Trying to make my kids interesting
1. Years ago, I used our tiny back bedroom as an office. For reasons that surpass understanding, we painted the walls a deep, gloriously terrible blue. One afternoon, admiring that indigo blankness and seized by the whimsies, I used a Sharpie to sketch a little figure on the wall. Then another. So liberating did I find this home-décor taboo-busting that I eventually let my three young sons doodle on the blue walls too: drawings, aphorisms and general nuttiness, layer upon layer, their creativity running riot until the room resembled some wack combo of ancient cave, tagger lair and asylum cell. If Kafka had written an episode of “The Brady Bunch,” it’s what Bobby’s room would look like when the secret police came for him, laugh track chortling along.
This may not be considered normal, I dunno. I’m not the guy to ask about that. But I always knew something like it would happen.
2. When I became a parent, what I knew about parenting wouldn’t have filled a sippy cup. My experience with birth was limited to litters of kittens, and when I tried to carry my son in my jaws I immediately grasped the limits of kitten-based knowledge.
But I did have one good intuition. “We should always talk to our kids in complete sentences,” I told my wife. “And we should use the actual words for things.” Bottles would be “bottles,” not “ba-bas,” even though that’s how toddlers say it (with many parents following suit). No “bankies,” only blankets. No goo-goo. No ga-ga. For one thing, I imagined how ridiculous I would sound with the goo-goo and the ga-ga, so I suppose it was a little bit about me. But, more generally, I wanted my sons to develop interesting minds — if I was gonna spend 20 years with ’em, I’d better enjoy it. So I guess it was a lot about me.

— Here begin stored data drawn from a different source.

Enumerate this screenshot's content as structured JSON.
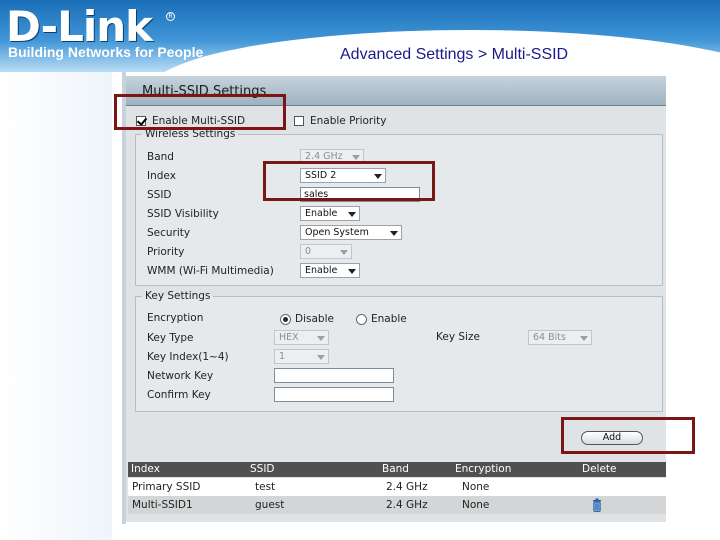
{
  "banner": {
    "logo": "D-Link",
    "registered": "R",
    "tagline": "Building Networks for People",
    "page_heading": "Advanced Settings > Multi-SSID"
  },
  "panel": {
    "title": "Multi-SSID Settings",
    "enable_multi_ssid": {
      "label": "Enable Multi-SSID",
      "checked": true
    },
    "enable_priority": {
      "label": "Enable Priority",
      "checked": false
    }
  },
  "wireless": {
    "legend": "Wireless Settings",
    "band_label": "Band",
    "band_value": "2.4 GHz",
    "index_label": "Index",
    "index_value": "SSID 2",
    "ssid_label": "SSID",
    "ssid_value": "sales",
    "visibility_label": "SSID Visibility",
    "visibility_value": "Enable",
    "security_label": "Security",
    "security_value": "Open System",
    "priority_label": "Priority",
    "priority_value": "0",
    "wmm_label": "WMM (Wi-Fi Multimedia)",
    "wmm_value": "Enable"
  },
  "key": {
    "legend": "Key Settings",
    "encryption_label": "Encryption",
    "disable_label": "Disable",
    "enable_label": "Enable",
    "selected": "Disable",
    "type_label": "Key Type",
    "type_value": "HEX",
    "size_label": "Key Size",
    "size_value": "64 Bits",
    "index_label": "Key Index(1~4)",
    "index_value": "1",
    "network_key_label": "Network Key",
    "network_key_value": "",
    "confirm_key_label": "Confirm Key",
    "confirm_key_value": ""
  },
  "add_label": "Add",
  "table": {
    "headers": [
      "Index",
      "SSID",
      "Band",
      "Encryption",
      "Delete"
    ],
    "rows": [
      {
        "index": "Primary SSID",
        "ssid": "test",
        "band": "2.4 GHz",
        "encryption": "None"
      },
      {
        "index": "Multi-SSID1",
        "ssid": "guest",
        "band": "2.4 GHz",
        "encryption": "None"
      }
    ]
  },
  "colors": {
    "highlight": "#7a1616",
    "banner_blue": "#1b6fb8",
    "heading": "#1a1a8c",
    "table_header": "#505050"
  },
  "icons": {
    "delete": "trash-can-icon",
    "dropdown": "chevron-down-icon",
    "checkbox": "checkmark-icon"
  }
}
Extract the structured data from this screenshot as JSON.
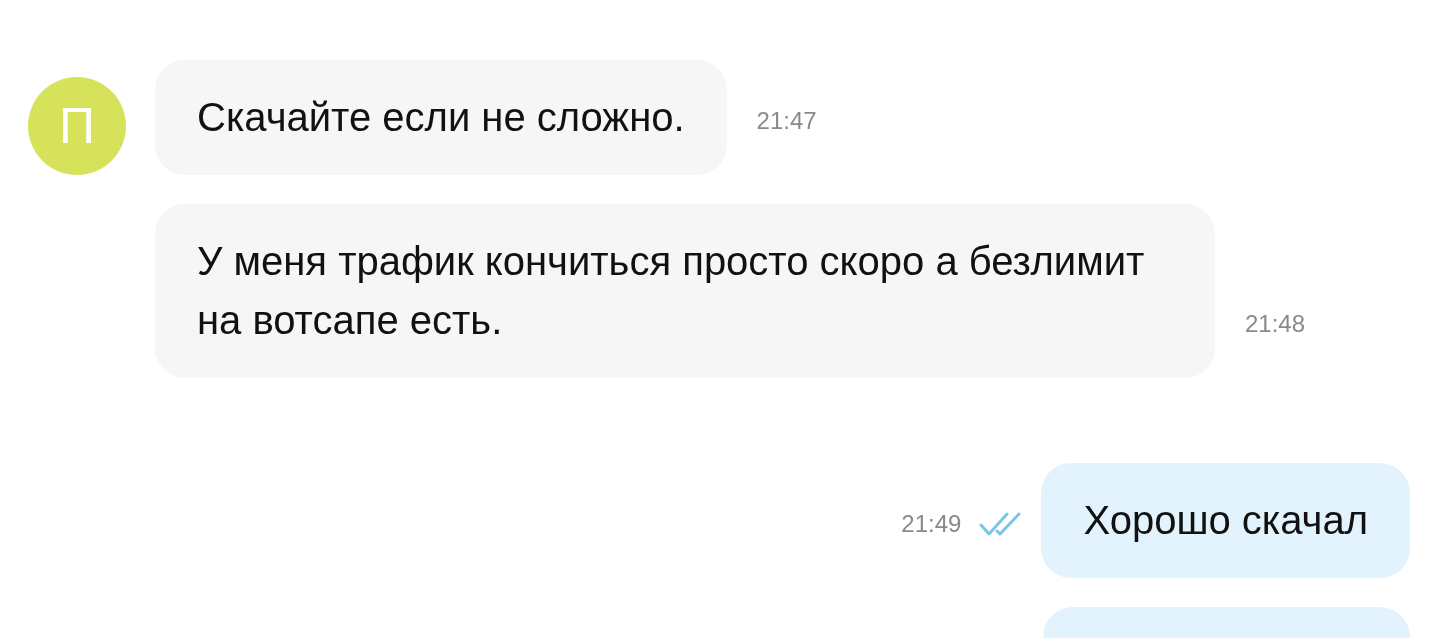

Here was my thinking: I’m a journalist — I have nothing useful to offer them. No wisdom about getting ahead, no ability to swing Ivy League tuition, no entrée into lucrative fields of employment. But, if I could start early equipping them with a broad vocabulary and a penchant for whimsy — building blocks of an interesting mind — I figured maybe they’d come to view the world with a certain offbeat cognitive fizz. If we skewed their outlook enough, I reasoned, that might eventually add a pleasing texture to their everyday lives, no matter what they wound up doing.
So we used a lot of adult-level, complex sentences to discuss ridiculous topics (“What should the color blue smell like?”). My wife taught them to read before kindergarten. A wall, and lots of other things, got drawn on. And always, I challenged the things they asserted as certainties. How do you know that?
3. We weren’t trying for Tiger Mom-style super-parenting. I didn’t make my kids the vessels of my ambition. (When my oldest, in a fit of rebellion, sneered, “I won’t be a writer when I grow up,” I could’ve hugged him.) I didn’t push them toward any vocation, and, while we demanded they work hard in school, we didn’t ride them like Grand Canyon pack mules to ensure they get a 4.0 and scholarships to Hahvahd.
And it worked: None of them went to Harvard. But all three are smart, funny, well-spoken and tend to come at things from odd angles. You can have an interesting conversation with any of them. This strikes me as a pretty good set of attributes for making the most of your day-to-day, which was probably the best thing I could realistically give them. They can find their own damn jobs.
4. Nowadays, when I drive my granddaughter to school, we talk like this:
Me: I wonder what kind of shoes ants wear?
Her: That’s silly. Ants don’t wear shoes!
Me: Well, have you ever looked closely at an ant’s feet?
Her: No ...
Me: Then how do you know?
I suppose it’s my fault if she gets bitten while examining an ant’s feet. But it’s worth it if our chatter empowers her sense of silliness, instills an appreciation for the absurd and gets her to realize there are many perspectives besides the conventional ones.
“Also,” my wife tells me, “you’re helping teach her how to have a conversation.” An educator, my wife works with young kids every day. “So many of them can answer a question, but they don’t know how to have a conversation. No one ever engages them in a back-and-forth.”
Well, I do. It keeps my own cognitive fizz going, too. But I swear it’s not about me.